The Federal Reserve kept interest rates unchanged following its meeting on Wednesday — a move that was widely anticipated as the central bank cautioned that it “does not expect it will be appropriate” to slash rates “until it has gained greater confidence that inflation is moving sustainably toward 2%.”
The central bankers signaled that they still anticipate three rate cuts this year, with investors betting the first 25 basis point cut will come in June.
Two weeks ago, Fed Chair Jerome Powell suggested that the central bank was “not far” from gaining the confidence it needed that inflation was headed sustainably toward its 2% target level, which would allow it to start cutting its benchmark interest rate.
It was a tantalizing suggestion, because a cut in the Fed’s key rate has typically boosted the economy by reducing the cost of lending, from mortgages to business loans.
It might also benefit President Joe Biden’s re-election bid, which is facing widespread public unhappiness over price levels across the economy.

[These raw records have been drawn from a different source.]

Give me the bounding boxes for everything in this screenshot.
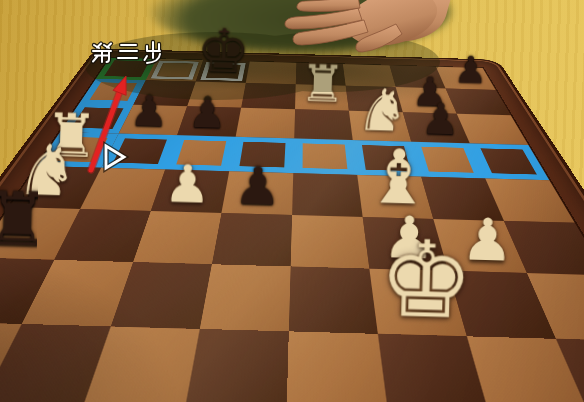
square-e1[interactable]: [286, 331, 388, 402]
black-pawn-d4[interactable]: ♟: [222, 159, 294, 213]
square-d8[interactable]: [246, 61, 297, 84]
square-c8[interactable]: ♚: [196, 60, 250, 83]
square-g1[interactable]: [467, 336, 584, 402]
square-d6[interactable]: [236, 108, 295, 139]
square-f2[interactable]: ♚: [369, 269, 466, 337]
white-pawn-c4[interactable]: ♟: [152, 157, 224, 211]
black-king-c8[interactable]: ♚: [196, 21, 247, 82]
chess-tutorial-scene: ♚♟♜♟♟♟♞♟♜♞♟♟♝♜♟♟♚: [0, 0, 584, 402]
black-rook-a3[interactable]: ♜: [0, 182, 58, 257]
square-e6[interactable]: [294, 109, 353, 140]
square-c4[interactable]: ♟: [151, 170, 229, 213]
square-e5[interactable]: [293, 138, 357, 174]
square-d7[interactable]: [241, 83, 296, 109]
square-c2[interactable]: [111, 262, 212, 329]
white-king-f2[interactable]: ♚: [377, 225, 468, 333]
board-grid: ♚♟♜♟♟♟♞♟♜♞♟♟♝♜♟♟♚: [0, 58, 584, 402]
square-b1[interactable]: [0, 324, 111, 402]
black-pawn-c6[interactable]: ♟: [178, 90, 237, 135]
square-d1[interactable]: [184, 329, 289, 402]
chess-board: ♚♟♜♟♟♟♞♟♜♞♟♟♝♜♟♟♚: [0, 50, 584, 402]
square-e7[interactable]: ♜: [295, 84, 349, 110]
square-d2[interactable]: [200, 264, 291, 331]
black-pawn-b6[interactable]: ♟: [119, 89, 178, 134]
chess-board-wrapper: ♚♟♜♟♟♟♞♟♜♞♟♟♝♜♟♟♚: [14, 0, 573, 402]
square-c6[interactable]: ♟: [177, 106, 241, 137]
square-e3[interactable]: [291, 215, 370, 269]
square-e4[interactable]: [292, 173, 363, 217]
white-knight-f6[interactable]: ♞: [353, 80, 413, 140]
square-c1[interactable]: [82, 326, 200, 402]
square-d4[interactable]: ♟: [221, 171, 293, 215]
square-b8[interactable]: [146, 59, 203, 82]
square-d3[interactable]: [212, 213, 292, 266]
square-e2[interactable]: [289, 266, 378, 333]
white-rook-e7[interactable]: ♜: [295, 58, 350, 110]
square-b3[interactable]: [54, 209, 150, 262]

Since then, though, the latest inflation measures have turned out to be hotter than expected: A government report showed that consumer prices jumped from January to February by much more than is consistent with the Fed’s target.
A second report showed that wholesale inflation also came in surprisingly high — a possible sign of inflation pressures in the pipeline that could cause consumer price increases to stay elevated in the coming months.
A key question for Powell and the 18 other officials on the Fed’s interest-rate-setting committee is how — or whether — those figures have altered their timetable for cutting rates.